第16-3回「激戦地でのひと息」
空高く昇った白い日は、絶え間なく押し寄せてくる雲に飲まれて、チラチラと見えたり、隠れたりを、繰り返している。
ヘクト11にやって来た、初日だったが───。
いきなりの仕事を、なんとか無事に終える事が出来た。
モーリーさんも、自分も、他の2人も、大きな怪我は無い。
偵察に来ていた敵が、ゴブリンばかりだったのも幸いした。
不意をついて2体を叩くと、向こうはすぐに怖じ気づいて、その場から逃走。
結果的に、俺達の戦闘は大きなものとはならず、五体満足で、再び砦に帰ってくる事が出来た。
「アールどうした。早く入れ」
「えっ、ああ、はい!」
また周囲の目も忘れて、ボーッとしてしまった。
モーリーさんの声で、ハッと我に返ると、すぐにその側へと駆け寄り、中へ足を踏み入れていく。

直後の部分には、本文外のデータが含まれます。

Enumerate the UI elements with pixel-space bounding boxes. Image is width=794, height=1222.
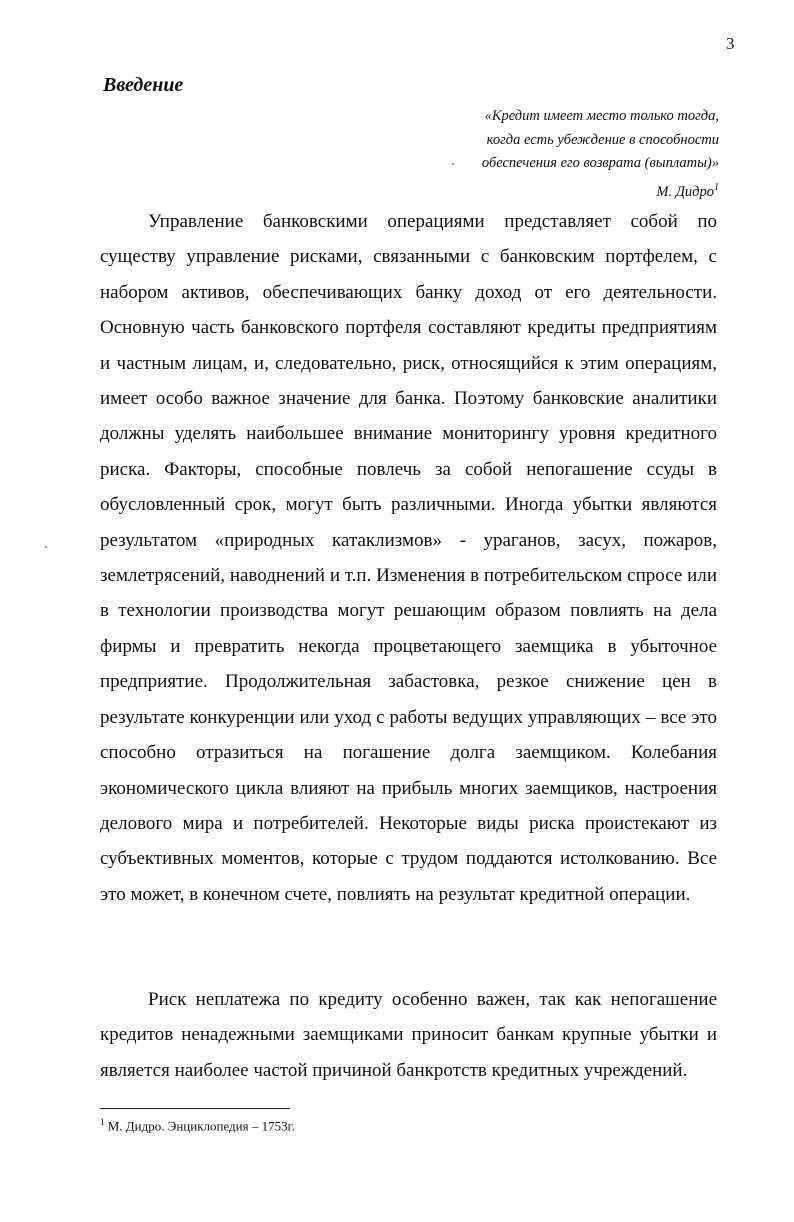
footnote-marker: 1 xyxy=(100,1117,105,1127)
epigraph-author xyxy=(482,176,719,204)
body-paragraph: Управление банковскими операциями представляет собой по существу управление рисками, связанными с банковским портфелем, с набором активов, обеспечивающих банку доход от его деятельности. Основную часть банковского портфеля составляют кредиты предприятиям и частным лицам, и, следовательно, риск, относящийся к этим операциям, имеет особо важное значение для банка. Поэтому банковские аналитики должны уделять наибольшее внимание мониторингу уровня кредитного риска. Факторы, способные повлечь за собой непогашение ссуды в обусловленный срок, могут быть различными. Иногда убытки являются результатом «природных катаклизмов» - ураганов, засух, пожаров, землетрясений, наводнений и т.п. Изменения в потребительском спросе или в технологии производства могут решающим образом повлиять на дела фирмы и превратить некогда процветающего заемщика в убыточное предприятие. Продолжительная забастовка, резкое снижение цен в результате конкуренции или уход с работы ведущих управляющих – все это способно отразиться на погашение долга заемщиком. Колебания экономического цикла влияют на прибыль многих заемщиков, настроения делового мира и потребителей. Некоторые виды риска проистекают из субъективных моментов, которые с трудом поддаются истолкованию. Все это может, в конечном счете, повлиять на результат кредитной операции. xyxy=(100,211,717,905)
epigraph-line: «Кредит имеет место только тогда, xyxy=(484,108,719,124)
body-paragraph: Риск неплатежа по кредиту особенно важен, так как непогашение кредитов ненадежными заемщиками приносит банкам крупные убытки и является наиболее частой причиной банкротств кредитных учреждений. xyxy=(100,989,717,1081)
epigraph-line: обеспечения его возврата (выплаты)» xyxy=(481,155,719,171)
epigraph xyxy=(482,105,719,204)
section-heading: Введение xyxy=(103,74,184,96)
footnote-reference: 1 xyxy=(714,181,719,193)
footnote-text: М. Дидро. Энциклопедия – 1753г. xyxy=(104,1118,295,1134)
footnote xyxy=(100,1117,295,1134)
scan-speck xyxy=(45,546,47,548)
page-number: 3 xyxy=(726,34,735,53)
epigraph-line: когда есть убеждение в способности xyxy=(486,131,719,148)
scan-speck xyxy=(452,163,454,165)
footnote-separator xyxy=(100,1108,290,1109)
epigraph-author-name: М. Дидро xyxy=(656,183,714,200)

「俺が報告しておくよ。先に戻って、休憩していてくれ」
一緒に戦ってくれた2人組に、モーリーさんが声をかけている。
「そうか、悪いな」
「じゃ、お先に。俺もう腹減って仕方ねえよ……」
その言葉を、自然な様子で受け取った2人は、笑いながらその場を去って行く。
その姿を見送っていると、モーリーさんが振り返り、また口を開いた。
「アール、お前も先に行って休んでろ。遠慮しなくていいから」
「えっ」
彼の言葉に上手く言葉を返せず、ついその場で、立ち竦んでしまう。
どうしよう……。
ちょっとだけ側に居て、報告の様子も見ておきたい気持ちも、あるけれど……。
なんて考えながら、返す言葉に迷っていると、ポンと肩を叩いてから、言葉をさらに続けられた。
「いいから行け。別に大した事じゃない。そんなに気になるのなら、誰に言ったらいいか、とか。そういうのはまた後で、ちゃんと教えてやるから」
そう言いながら、行きなよ、と言うように、ポン、ポンと軽く肩を叩いてくれている。
気を遣って、そう言ってくださっているんだ……。
それなら、ここは彼の言葉に従って、甘えさせてもらおう。
「じゃあ、すいません。お先に失礼します」
「おう。しっかり食べて、ちゃんと休んでおけよ」
彼はそう言いながら、部隊長達が居るであろう、本部のある部屋の方へと足を進めていった。
去り行く彼を見送りながら、ふとお腹に手を当ててみると、忘れていた空腹感が、ポッと蘇ってくる。
ああ、腹減ったな。
初仕事……なんとか終える事が、出来て良かった。
よし、俺も食事にしよう。
緩んだお腹を摩りながら、どこからともなく漂ってくる、粥の甘い匂いに導かれるように、広間の方へと、足を進めていくのだった。